Ministry greatness is not the goal of the church. Faithfulness is.

McKnight is careful to guard against any sense that we can accomplish anything useful to God by virtue of our own strength:

“Faithfulness is not our own strength muscled up by determination and discipline and grit; nor is it our strength combined with God’s strength. Faithfulness happens when God’s strength is unleashed in us as we look to, lean on, and love God.” (165)

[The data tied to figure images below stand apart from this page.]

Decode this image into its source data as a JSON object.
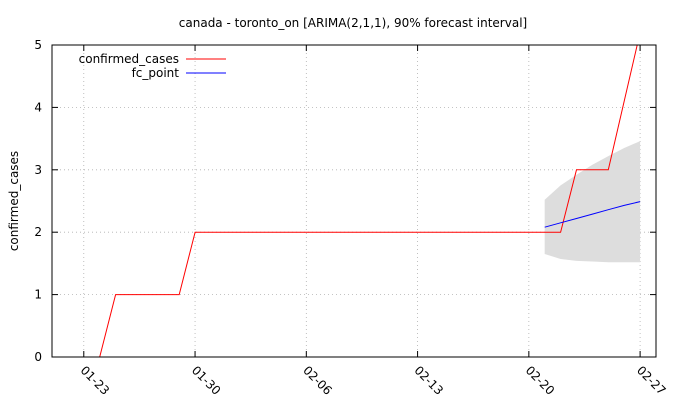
{
  "chart_data": {
    "type": "line",
    "title": "canada - toronto_on [ARIMA(2,1,1), 90% forecast interval]",
    "xlabel": "",
    "ylabel": "confirmed_cases",
    "x_type": "date",
    "xlim": [
      "2020-01-21",
      "2020-02-28"
    ],
    "ylim": [
      0,
      5
    ],
    "x_ticks": [
      {
        "date": "2020-01-23",
        "label": "01-23"
      },
      {
        "date": "2020-01-30",
        "label": "01-30"
      },
      {
        "date": "2020-02-06",
        "label": "02-06"
      },
      {
        "date": "2020-02-13",
        "label": "02-13"
      },
      {
        "date": "2020-02-20",
        "label": "02-20"
      },
      {
        "date": "2020-02-27",
        "label": "02-27"
      }
    ],
    "y_ticks": [
      {
        "value": 0,
        "label": "0"
      },
      {
        "value": 1,
        "label": "1"
      },
      {
        "value": 2,
        "label": "2"
      },
      {
        "value": 3,
        "label": "3"
      },
      {
        "value": 4,
        "label": "4"
      },
      {
        "value": 5,
        "label": "5"
      }
    ],
    "grid": true,
    "legend_position": "top-left",
    "series": [
      {
        "name": "confirmed_cases",
        "color": "#ff0000",
        "points": [
          {
            "x": "2020-01-24",
            "y": 0
          },
          {
            "x": "2020-01-25",
            "y": 1
          },
          {
            "x": "2020-01-29",
            "y": 1
          },
          {
            "x": "2020-01-30",
            "y": 2
          },
          {
            "x": "2020-02-22",
            "y": 2
          },
          {
            "x": "2020-02-23",
            "y": 3
          },
          {
            "x": "2020-02-25",
            "y": 3
          },
          {
            "x": "2020-02-27",
            "y": 5.2
          }
        ]
      },
      {
        "name": "fc_point",
        "color": "#0000ff",
        "points": [
          {
            "x": "2020-02-21",
            "y": 2.08
          },
          {
            "x": "2020-02-22",
            "y": 2.15
          },
          {
            "x": "2020-02-23",
            "y": 2.22
          },
          {
            "x": "2020-02-24",
            "y": 2.29
          },
          {
            "x": "2020-02-25",
            "y": 2.36
          },
          {
            "x": "2020-02-26",
            "y": 2.43
          },
          {
            "x": "2020-02-27",
            "y": 2.49
          }
        ]
      }
    ],
    "forecast_band": {
      "color": "#dddddd",
      "points": [
        {
          "x": "2020-02-21",
          "lower": 1.65,
          "upper": 2.52
        },
        {
          "x": "2020-02-22",
          "lower": 1.57,
          "upper": 2.75
        },
        {
          "x": "2020-02-23",
          "lower": 1.54,
          "upper": 2.92
        },
        {
          "x": "2020-02-24",
          "lower": 1.53,
          "upper": 3.08
        },
        {
          "x": "2020-02-25",
          "lower": 1.52,
          "upper": 3.22
        },
        {
          "x": "2020-02-26",
          "lower": 1.52,
          "upper": 3.35
        },
        {
          "x": "2020-02-27",
          "lower": 1.52,
          "upper": 3.46
        }
      ]
    }
  }
}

Faithfulness is not about what we can accomplish in our own strength, but about what we can embody as God’s strength unleashed in our lives through our own weakness. What do we embody? Look to the subtitle. We embody nothing less than: God’s design for Life Together… The church embodies God’s design for human communities. “Everything I have said up to this point leads to one grand synthesis,” McKnight says. “God’s mission in this world is to create the church where God’s will is lived out by all of God’s people.” (183)

If the church will take it seriously, A Fellowship of Differents can do for our view of the church what Blue Parakeet did for our view of the Bible. McKnight’s vision for the church—or rather Paul’s vision as described and explored by McKnight—is not about a monolithic fellowship of the doctrinally pure and piously holy. It is not a place that self-made men and women to gather with their chosen affinity groups and pat each other on the back. The church is a challenge to the ways in which the brokenness of the world seeks to divide us. The church is God’s vision for human communities.